Death and discord within the family changes the dynamics. Outside of polite society, perception of duty shifts. Penury brings with it altered expectations and hopes. And then there’s the evolving relationship between Addie and Tull.
The family’s isolation results in the introduction of few other characters – the recently widowed Mrs Robinson, owner of the Traveller’s Inn a half day’s ride away (Irish and a history of working in service means the Finch womenfolk only call upon her once): Mr Bagshot and his son, Charles, travelling through in the mapping of the area: the occasional constable. Few of the Ngarrindjeri themselves cross paths with the family.
It is the relationship between these few characters that is at the heart of Lucy Treloar’s superb novel. As much a story of family, duty, love and tragedy as commentary on European settlement, Salt Creek questions perceptions and assumptions of the time.

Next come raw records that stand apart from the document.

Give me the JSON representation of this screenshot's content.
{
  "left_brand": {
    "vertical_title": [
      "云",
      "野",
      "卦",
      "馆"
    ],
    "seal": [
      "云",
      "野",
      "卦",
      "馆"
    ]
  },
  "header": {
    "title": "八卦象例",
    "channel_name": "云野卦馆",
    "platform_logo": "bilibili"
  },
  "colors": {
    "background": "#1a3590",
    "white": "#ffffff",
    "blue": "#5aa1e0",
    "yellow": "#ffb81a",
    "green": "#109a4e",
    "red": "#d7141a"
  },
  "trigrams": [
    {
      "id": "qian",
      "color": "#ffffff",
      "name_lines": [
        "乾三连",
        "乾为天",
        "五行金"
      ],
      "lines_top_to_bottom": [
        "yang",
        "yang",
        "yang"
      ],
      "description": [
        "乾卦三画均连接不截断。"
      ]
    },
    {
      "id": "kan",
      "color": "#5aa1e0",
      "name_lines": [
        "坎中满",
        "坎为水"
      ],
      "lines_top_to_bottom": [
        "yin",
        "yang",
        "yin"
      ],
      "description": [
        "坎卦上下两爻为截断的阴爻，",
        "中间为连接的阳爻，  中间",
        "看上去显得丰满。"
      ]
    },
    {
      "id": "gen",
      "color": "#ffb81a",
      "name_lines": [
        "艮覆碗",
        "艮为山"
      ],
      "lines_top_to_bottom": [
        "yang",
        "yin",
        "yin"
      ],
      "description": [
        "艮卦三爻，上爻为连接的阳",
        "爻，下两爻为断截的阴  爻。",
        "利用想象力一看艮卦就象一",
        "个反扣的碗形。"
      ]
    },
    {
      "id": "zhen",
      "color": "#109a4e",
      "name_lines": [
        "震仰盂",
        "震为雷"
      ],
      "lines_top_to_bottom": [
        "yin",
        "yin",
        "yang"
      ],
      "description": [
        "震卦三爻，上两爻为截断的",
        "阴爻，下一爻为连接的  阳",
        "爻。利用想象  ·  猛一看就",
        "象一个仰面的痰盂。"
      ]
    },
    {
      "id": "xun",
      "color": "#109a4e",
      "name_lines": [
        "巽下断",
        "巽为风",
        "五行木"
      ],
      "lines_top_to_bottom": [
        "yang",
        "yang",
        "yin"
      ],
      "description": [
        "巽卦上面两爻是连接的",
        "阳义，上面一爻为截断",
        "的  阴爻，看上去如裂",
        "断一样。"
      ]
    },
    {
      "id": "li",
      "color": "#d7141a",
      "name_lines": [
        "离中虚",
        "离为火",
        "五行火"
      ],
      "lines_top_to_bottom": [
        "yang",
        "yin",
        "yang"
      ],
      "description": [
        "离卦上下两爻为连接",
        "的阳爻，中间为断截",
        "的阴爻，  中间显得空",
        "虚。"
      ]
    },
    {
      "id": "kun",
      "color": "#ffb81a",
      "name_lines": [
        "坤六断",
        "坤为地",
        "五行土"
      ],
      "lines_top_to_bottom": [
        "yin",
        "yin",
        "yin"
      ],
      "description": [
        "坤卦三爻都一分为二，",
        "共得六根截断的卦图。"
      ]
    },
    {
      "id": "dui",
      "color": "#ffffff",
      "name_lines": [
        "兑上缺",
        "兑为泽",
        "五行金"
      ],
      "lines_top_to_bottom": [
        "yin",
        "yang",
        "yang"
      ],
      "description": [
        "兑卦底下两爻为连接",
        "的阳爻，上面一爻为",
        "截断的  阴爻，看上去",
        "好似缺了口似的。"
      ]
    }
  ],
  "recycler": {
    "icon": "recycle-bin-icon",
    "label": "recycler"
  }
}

The destruction of indigenous culture by the family percolates throughout yet Salt Creek is as much about European Christian hypocrisy and the position of women in 19th century with its limited choices determined by men. Hester is driven to leave her durance behind at all costs: Addie eventually succumbs to social expectation. Masculinity itself is also touched upon – from the strutting Stanton through to the much gentler third brother, Fred: from the romantic Charles Bagshot to the bible-reading father: from the so-called uncivilised Tull to the inn owner, Mr Martin.
Intertwining the characters and events that befall them with real historical events, Lucy Treloar has produced something of a classic novel of early Australian European history. Shortlisted for the 2016 Miles Franklin Award, it lost out to A.S.Patric and Black Rock, White City.